Early stage industrial economies rely on manufacturing for the majority of their value of goods and services produced (GDP). As economies mature with rising living standards, there is a shift to consumption and services providing the vast majority of GDP and employment. One hundred years ago, less than 40% of US labor was tethered to the Service sector. Today over 80% of our labor force is used in services and 70% of our economic production (GDP) is derived from consumption. It may surprise some readers that the US is hanging on to the number one ranking for largest manufacturing economy in the world, yet the critical component of our economic future relies on keeping our overweight consumers happy. Each economic expansion exhibits a similar pattern where prosperity grows until consumer sentiment reaches a relatively elevated plateau of optimism. When that positive sentiment falls beneath the exalted zone of positivity, the economy and stock market are already in or about to enter a Bear market of pain and pessimism. Based upon many reliable surveys we would grade the current state of the US consumer as very optimistic. A dip in these measures below the lower 90’s and upper 80’s in the indices below would be a strong sign of panic by the consumer and would coincide with significant investor selling of stocks.
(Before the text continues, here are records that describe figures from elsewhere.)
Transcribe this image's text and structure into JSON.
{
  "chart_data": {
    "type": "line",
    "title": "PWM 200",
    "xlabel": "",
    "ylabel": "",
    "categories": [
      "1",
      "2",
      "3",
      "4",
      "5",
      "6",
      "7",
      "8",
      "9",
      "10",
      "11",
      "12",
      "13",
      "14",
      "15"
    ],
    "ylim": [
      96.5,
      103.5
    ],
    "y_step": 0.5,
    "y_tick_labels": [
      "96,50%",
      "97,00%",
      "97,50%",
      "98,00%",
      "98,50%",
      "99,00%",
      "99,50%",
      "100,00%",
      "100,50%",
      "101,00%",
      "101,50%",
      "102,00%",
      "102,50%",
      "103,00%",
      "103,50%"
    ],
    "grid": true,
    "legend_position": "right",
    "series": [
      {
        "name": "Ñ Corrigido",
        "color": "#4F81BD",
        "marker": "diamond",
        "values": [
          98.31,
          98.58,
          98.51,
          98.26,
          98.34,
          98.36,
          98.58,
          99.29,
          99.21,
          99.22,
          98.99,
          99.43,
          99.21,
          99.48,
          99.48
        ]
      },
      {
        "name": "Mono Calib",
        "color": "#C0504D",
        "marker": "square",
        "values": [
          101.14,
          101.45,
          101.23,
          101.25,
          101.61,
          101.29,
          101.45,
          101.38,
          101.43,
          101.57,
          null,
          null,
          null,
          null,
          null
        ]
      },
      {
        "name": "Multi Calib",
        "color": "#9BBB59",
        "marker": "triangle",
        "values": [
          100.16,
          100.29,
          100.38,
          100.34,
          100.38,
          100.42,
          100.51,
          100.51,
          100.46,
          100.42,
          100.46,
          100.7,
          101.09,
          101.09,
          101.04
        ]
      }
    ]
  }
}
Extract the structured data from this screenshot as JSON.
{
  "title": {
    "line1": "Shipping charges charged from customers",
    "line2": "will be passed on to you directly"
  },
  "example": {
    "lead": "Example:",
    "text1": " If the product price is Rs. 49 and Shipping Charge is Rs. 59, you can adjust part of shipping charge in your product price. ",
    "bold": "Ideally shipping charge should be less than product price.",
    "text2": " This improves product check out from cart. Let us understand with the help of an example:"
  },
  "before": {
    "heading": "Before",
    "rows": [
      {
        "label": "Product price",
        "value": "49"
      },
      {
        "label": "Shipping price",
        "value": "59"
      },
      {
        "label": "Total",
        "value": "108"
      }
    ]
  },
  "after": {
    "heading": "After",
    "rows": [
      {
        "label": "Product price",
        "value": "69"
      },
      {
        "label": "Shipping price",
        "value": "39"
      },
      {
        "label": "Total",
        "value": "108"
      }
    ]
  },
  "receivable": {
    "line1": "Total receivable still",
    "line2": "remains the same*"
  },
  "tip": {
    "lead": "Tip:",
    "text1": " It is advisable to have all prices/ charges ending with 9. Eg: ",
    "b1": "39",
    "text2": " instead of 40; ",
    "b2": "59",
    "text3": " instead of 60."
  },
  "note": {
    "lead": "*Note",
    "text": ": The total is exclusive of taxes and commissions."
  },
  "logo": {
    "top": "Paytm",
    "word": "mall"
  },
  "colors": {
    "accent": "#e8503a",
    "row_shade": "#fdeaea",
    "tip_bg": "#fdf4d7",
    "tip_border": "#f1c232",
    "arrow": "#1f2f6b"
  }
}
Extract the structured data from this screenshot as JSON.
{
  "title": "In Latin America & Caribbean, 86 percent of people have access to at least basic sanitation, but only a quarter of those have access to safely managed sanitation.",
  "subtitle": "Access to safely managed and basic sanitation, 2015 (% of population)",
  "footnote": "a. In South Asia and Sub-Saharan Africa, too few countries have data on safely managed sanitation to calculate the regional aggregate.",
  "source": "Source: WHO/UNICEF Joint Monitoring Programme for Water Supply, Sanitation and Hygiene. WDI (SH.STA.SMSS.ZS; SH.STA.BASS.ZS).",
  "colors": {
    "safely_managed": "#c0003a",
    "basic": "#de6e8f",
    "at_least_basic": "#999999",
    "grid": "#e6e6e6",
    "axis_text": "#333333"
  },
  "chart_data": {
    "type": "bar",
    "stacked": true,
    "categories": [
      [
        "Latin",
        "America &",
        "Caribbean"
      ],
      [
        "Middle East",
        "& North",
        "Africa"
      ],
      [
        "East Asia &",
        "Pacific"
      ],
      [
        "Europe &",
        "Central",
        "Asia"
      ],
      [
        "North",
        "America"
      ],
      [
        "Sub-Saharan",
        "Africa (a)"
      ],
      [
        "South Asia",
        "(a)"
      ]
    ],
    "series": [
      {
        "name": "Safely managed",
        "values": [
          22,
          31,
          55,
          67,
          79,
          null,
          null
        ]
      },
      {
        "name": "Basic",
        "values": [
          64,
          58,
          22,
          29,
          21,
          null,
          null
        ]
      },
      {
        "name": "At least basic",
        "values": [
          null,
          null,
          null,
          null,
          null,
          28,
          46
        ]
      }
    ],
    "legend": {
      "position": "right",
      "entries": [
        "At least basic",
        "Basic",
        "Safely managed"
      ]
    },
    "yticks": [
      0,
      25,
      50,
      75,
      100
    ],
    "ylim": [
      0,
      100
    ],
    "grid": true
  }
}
The Trade War and incessant media barrage of negativity this year have turned future expectations lower, yet the consumer is still holding strong with full employment and a record demand for unfilled jobs.
The downturn in manufacturing and Trade War fears have infected corporate financial officers (CFO’s) with the lowest level of optimism in almost 7 years. One expects CFO’s to be somewhat prescient about their own company’s outlook, yet historically when these executives are most pessimistic, it’s a great time to invest and expect a rebound in the economy. While sentiment may fall further next quarter, coinciding with a strong correction in stocks, investors should look for market declines as buying opportunities.
With economists, wealth managers and the media harping on almost wishful thinking for a recession in manufacturing spreading to the rest of the economy, we would counter with a few basic points. The smaller manufacturing sector only dipped into contraction territory for one month and appears to be expanding most recently. The Trade War weakened industrial sector is sluggish, but not yet as bad as the non-recession period in 2016. The economy has slowed to 2% or less lately, but the large non-manufacturing portion of GDP is expanding rapidly. While there is no certainty that consumer sentiment will be a leading indicator this cycle, it’s a stretch to fear the fall in our consumer led economy while sentiment remains on the elevated plateau of optimism. A return to Trump’s 3% GDP growth rates are not on the horizon until Trade with China is resolved, but the current state of labor conditions and consumption rates continue to keep our economy well above the waterline. Without a recession, greater than 10% stock market corrections over a 2 to 3 month period will be investing opportunities.